Belfast Telegraph

Drinks night axed after parties reject Bradley invitation

Karen Bradley
Karen Bradley
Suzanne Breen

By Suzanne Breen

A summer drinks reception tonight for MLAs hosted by the Secretary of State has been cancelled after Northern Ireland's five main political parties all said they wouldn't attend.

Sinn Fein, the DUP, Ulster Unionists, Alliance and the SDLP turned down their invitations. Hosted by Karen Bradley at Stormont House, the event was to give them an opportunity to socialise alongside the ongoing talks.

In a statement last night, the government said Mrs Bradley respected "that the parties have concluded they are not ready for this yet".

An SDLP spokesperson said: "We're focused on the talks. The public wants us working to secure a return to government rather than attending drinks receptions."

An Alliance spokesperson said: "There remains a lot of work to be done in the talks process and the party will be concentrating on that instead."

The DUP, Sinn Fein and Ulster Unionists all said they wouldn't be attending the event either.

TUV leader Jim Allister, who also received an invitation from Mrs Bradley, said: "I have no intention of attending.

"When the Secretary of State came to office (last January), I wrote to her requesting a meeting.

"No such meeting has yet taken place. I have no intention of going to social events such as this when the Secretary of State cannot do the courtesy of a meeting to discuss political issues".

A government spokesperson said the Secretary of State had thought it would be helpful to "bring together MLAs for an informal event alongside the ongoing talks process".

The spokesperson continued: "This was part of the drive to make the process more inclusive, beyond those who sit around the talks table, and to help build relationships ahead of the restoration of the Assembly.

"As she has said, her top priority is to bring the talks to a successful conclusion, and (the) event was intended to be a further step on that road.

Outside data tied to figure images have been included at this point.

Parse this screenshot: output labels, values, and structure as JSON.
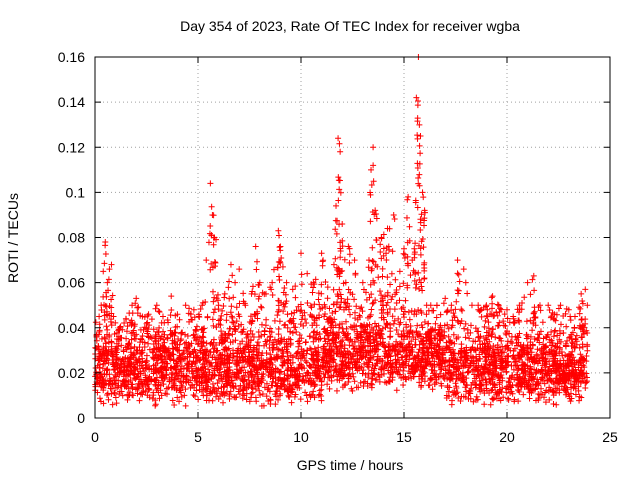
{
  "chart_data": {
    "type": "scatter",
    "title": "Day 354 of 2023, Rate Of TEC Index for receiver wgba",
    "xlabel": "GPS time / hours",
    "ylabel": "ROTI / TECUs",
    "xlim": [
      0,
      25
    ],
    "ylim": [
      0,
      0.16
    ],
    "xticks": [
      "0",
      "5",
      "10",
      "15",
      "20",
      "25"
    ],
    "yticks": [
      "0",
      "0.02",
      "0.04",
      "0.06",
      "0.08",
      "0.1",
      "0.12",
      "0.14",
      "0.16"
    ],
    "grid": true,
    "marker": "+",
    "color": "#ff0000",
    "series": [
      {
        "name": "ROTI",
        "description": "Dense scatter of ROTI samples, mostly between 0.005 and 0.05 TECU/s, with isolated spikes",
        "x": [
          0.2,
          0.3,
          0.4,
          0.5,
          0.6,
          0.7,
          0.8,
          0.9,
          1.2,
          1.5,
          1.8,
          2.0,
          2.3,
          2.6,
          3.0,
          3.3,
          3.7,
          4.0,
          4.4,
          4.8,
          5.2,
          5.4,
          5.6,
          5.7,
          5.8,
          6.0,
          6.3,
          6.6,
          6.8,
          7.0,
          7.3,
          7.6,
          7.8,
          8.0,
          8.3,
          8.6,
          8.9,
          9.0,
          9.3,
          9.6,
          10.0,
          10.3,
          10.6,
          11.0,
          11.3,
          11.6,
          11.7,
          11.8,
          11.9,
          12.0,
          12.3,
          12.6,
          13.0,
          13.3,
          13.4,
          13.5,
          13.6,
          13.9,
          14.2,
          14.5,
          14.8,
          15.0,
          15.2,
          15.4,
          15.5,
          15.6,
          15.7,
          15.8,
          15.9,
          16.0,
          16.1,
          16.3,
          16.6,
          17.0,
          17.3,
          17.6,
          17.9,
          18.0,
          18.3,
          18.6,
          19.0,
          19.3,
          19.6,
          20.0,
          20.3,
          20.6,
          21.0,
          21.3,
          21.6,
          22.0,
          22.3,
          22.6,
          23.0,
          23.3,
          23.6,
          23.8,
          23.9
        ],
        "y": [
          0.045,
          0.05,
          0.065,
          0.078,
          0.06,
          0.066,
          0.068,
          0.045,
          0.04,
          0.044,
          0.05,
          0.053,
          0.045,
          0.046,
          0.05,
          0.045,
          0.054,
          0.046,
          0.05,
          0.048,
          0.05,
          0.07,
          0.104,
          0.09,
          0.08,
          0.05,
          0.055,
          0.068,
          0.06,
          0.066,
          0.05,
          0.055,
          0.076,
          0.06,
          0.055,
          0.06,
          0.083,
          0.076,
          0.06,
          0.057,
          0.073,
          0.064,
          0.06,
          0.073,
          0.058,
          0.068,
          0.094,
          0.124,
          0.118,
          0.086,
          0.076,
          0.07,
          0.06,
          0.07,
          0.11,
          0.12,
          0.092,
          0.08,
          0.084,
          0.09,
          0.065,
          0.075,
          0.098,
          0.07,
          0.075,
          0.142,
          0.16,
          0.125,
          0.1,
          0.092,
          0.05,
          0.05,
          0.05,
          0.053,
          0.05,
          0.07,
          0.066,
          0.06,
          0.05,
          0.05,
          0.05,
          0.054,
          0.05,
          0.048,
          0.045,
          0.05,
          0.06,
          0.063,
          0.05,
          0.05,
          0.046,
          0.05,
          0.048,
          0.045,
          0.055,
          0.057,
          0.05
        ]
      }
    ]
  }
}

"The Secretary of State respects that the parties have concluded they are not ready for this yet.

"The event will therefore not take place."

Sinn Fein has said that the talks, which began last month, should not be suspended for the summer.

Ulster Unionist leader Robin Swann told the Belfast Telegraph that the discussions were "stuck in no-man's land at the minute".

He said they were "trapped between the working groups and actually getting down to real and meaningful" negotiations.

"Unless things begin to start moving soon, any steam that was built up may evaporate completely and we'll be back to square one," he said.

"Parking this process won't do any good. There'll never be an ideal time to try and reach agreement, so we should push on.

"The Secretary of State may have been intending to help the talks move to a more meaningful stage by getting all the MLAs together, but that boat has now sailed. It's time to get political leaders together for some hard political graft instead."

Alliance deputy leader Stephen Farry said there was no reason that a deal to restore power-sharing could not be done this week.

"However, people need to be prevented from wanting to play a longer game with this process," he said.

"The consequence of continued deadlock is the long-term erosion of public services and the economy.

"Creativity is now needed to address the issues, and to provide the necessary reforms to restore and sustain the political institutions here."

Sinn Fein deputy leader Michelle O'Neill told the BBC on Sunday that so far the negotiations have involved "tinkering round the edges" without confronting the main issues preventing agreement.